There were some expectations that it might go to a vote today, but diplomats said it was still being negotiated.

Earlier, the US laid out its stance that it would not support a ceasefire as it would “only benefit” Hamas.

Palestinian foreign minister Riyad al-Maliki demanded an end to the Israeli attacks.

“We are here today to stop the killing, to stop… the ongoing massacres being deliberately and systematically and savagely perpetrated by Israel, the occupying power, against the Palestinian civilian population,” he said.

“Over two million Palestinians are on a survival mission every day, every night.”

Under international law, he said, “it is our collective human duty to stop them”.

Al-Maliki warned that more attacks and killings and weapons and alliances will not make Israel safer: “Only peace will.”

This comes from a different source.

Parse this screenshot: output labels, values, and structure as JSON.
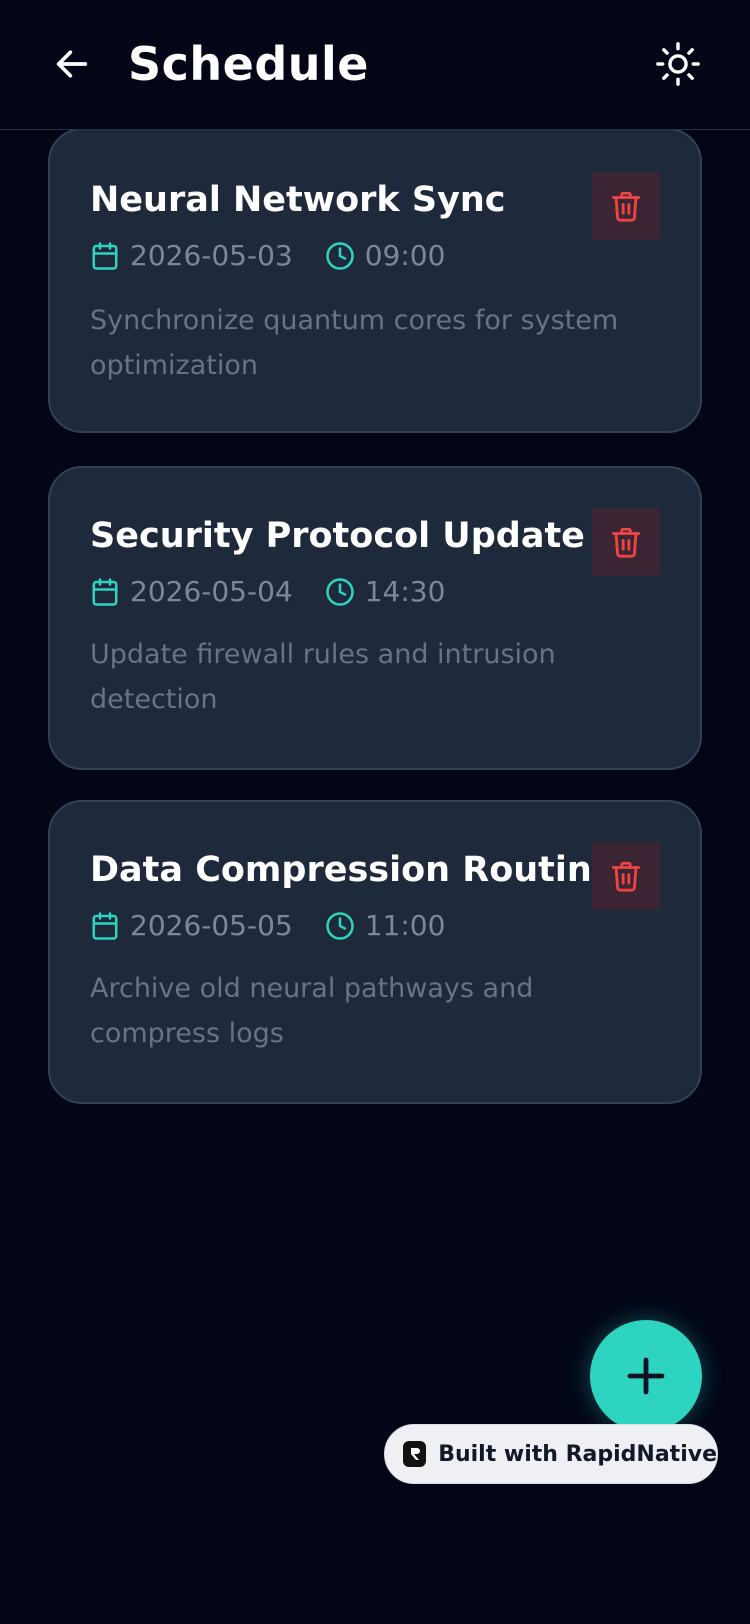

“For those actively engaged to avoid an even greater humanitarian catastrophe and regional spillover, it must be clear that this can only be achieved by putting an immediate end to the Israeli war launched against the Palestinian people in the Gaza Strip,” he said. “Stop the bloodshed.”

Death toll

The Hamas health ministry said at least 50 people were killed late today in a single hour of increased Israeli strikes on the Gaza Strip.

Israel was stunned by the Hamas attack on southern communities in which it says Hamas killed more than 1,400 people and took more than 200 hostages. It is widely expected to launch a land invasion of Gaza.

Hamas says that Israel’s devastating air and artillery strikes have already killed 5,791 people in Gaza including more than 2,000 children and about 1,400 women.

Today’s toll was more than 700 higher than the previous daily figure.